Six months after massive floods drowned Kerala, a team of artistes is on a journey to some of the places worst affected by that monsoon calamity — to pay homage to the fisherfolk who had plunged into rescue operations.
 
The ‘Oorali Flood Express’ is one of the first travelling artist projects of the Kochi-Muziris Biennale. The team, on reaching Malappuram district from Fort Kochi’s main venue of the 108–day festival, staged a cultural evening on the sandy belts of Thanoor on Thursday evening.
 
“It is one of our very special projects. We are going to some of the very remote parts of Kerala where people don’t know quite much about the festival,” says Anita Dube, curator of the ongoing fourth edition of the biennale. “It is a very special encounter.”
 
The ten-member team, which will visit coastal areas in Thrissur and Ernakulam districts in the ongoing second leg that began Wednesday night, features vocalists, instrumentalists and drummers. Earlier last month, Oorali had their first leg of the trip to south Kerala, visiting five shores in the districts of Thiruvananthapuram, Kollam and Alappuzha. It ended in the last week of January, after which the Express took a ten-day break.
 
Oorali, known for its folk-reggae songs with themes on society and politics, has now resumed singing at the hamlets. The artistes again began interacting with the fisherfolk by staying with them for a while in each of such places in the three-week tour.
 
The itinerary goes thus: Thanoor (Feb 21-22), Ponnani or Parapanagandi (Feb 23-24); in Thrissur district’s Kodungalur (Feb 26-27) and Chavakkad (March 6-7), and finally in Ernakulam district’s Njarakkal (March 8-10).
 
In the first phase of the Flood Express Journey, the band sang along the shores, conducted art workshops for children and organised song speak, says Saji V, guitarist of the 2010-formed Oorali. “That way, we gave a big salute to the fisherfolk army.”
 
The Flood Express is virtually an art journey across coastal Kerala, as an initiative of the KBF in a bid to reach out to local communities.  
 
Oorali’s chief singer Martin John says the band wants more people from each shore to participate and perform with its members.
 
Saji notes that their interactions could change people’s mood. “We thank the KBF team in believing in us by designing and funding the project.
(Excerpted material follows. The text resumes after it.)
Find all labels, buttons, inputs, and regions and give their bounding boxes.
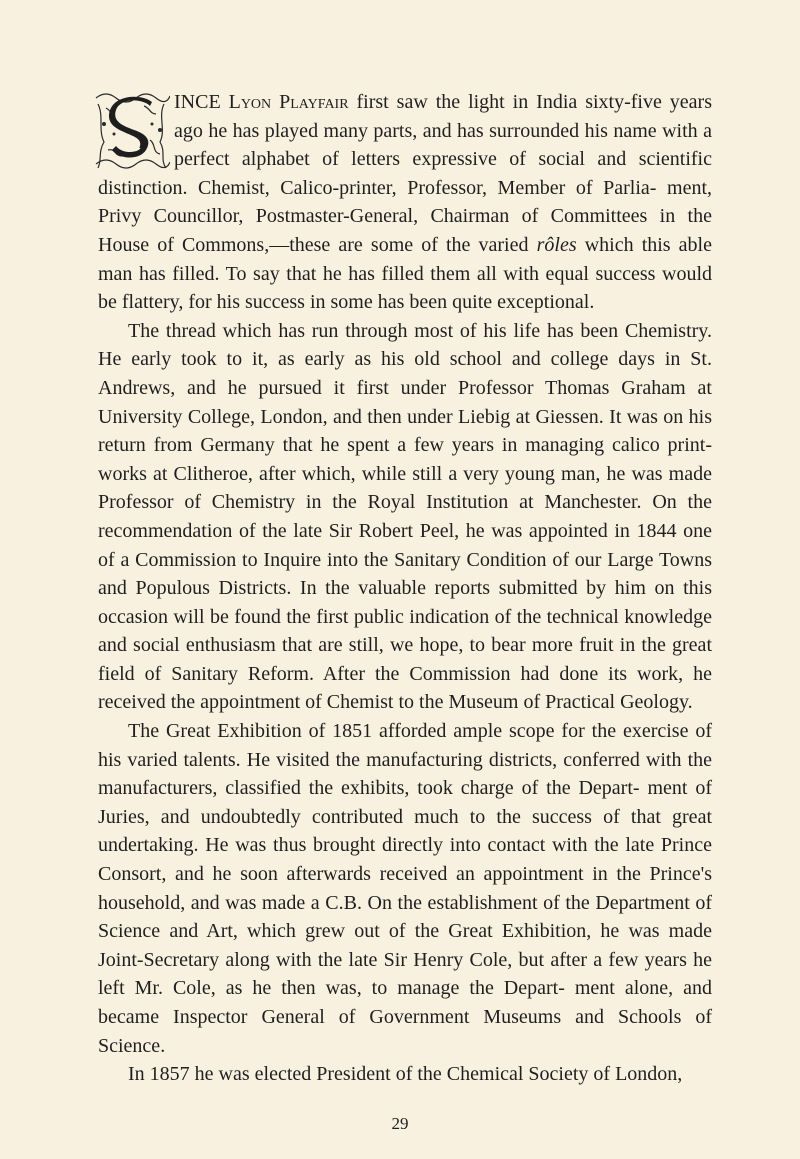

People welcomed us wholeheartedly, made arrangements of our hosting,” he notes. “It was like a festival along the shores.”
 
The 1998-model bus, painted in dark red, initially plied for public transportation in Thrissur, is their performing space where they travel to shores after shoes with their families like a community meeting another community and spending some good time together.
 
Oorali will perform next month at the biennale premises towards the end of the festival. That will be the third phase of their project.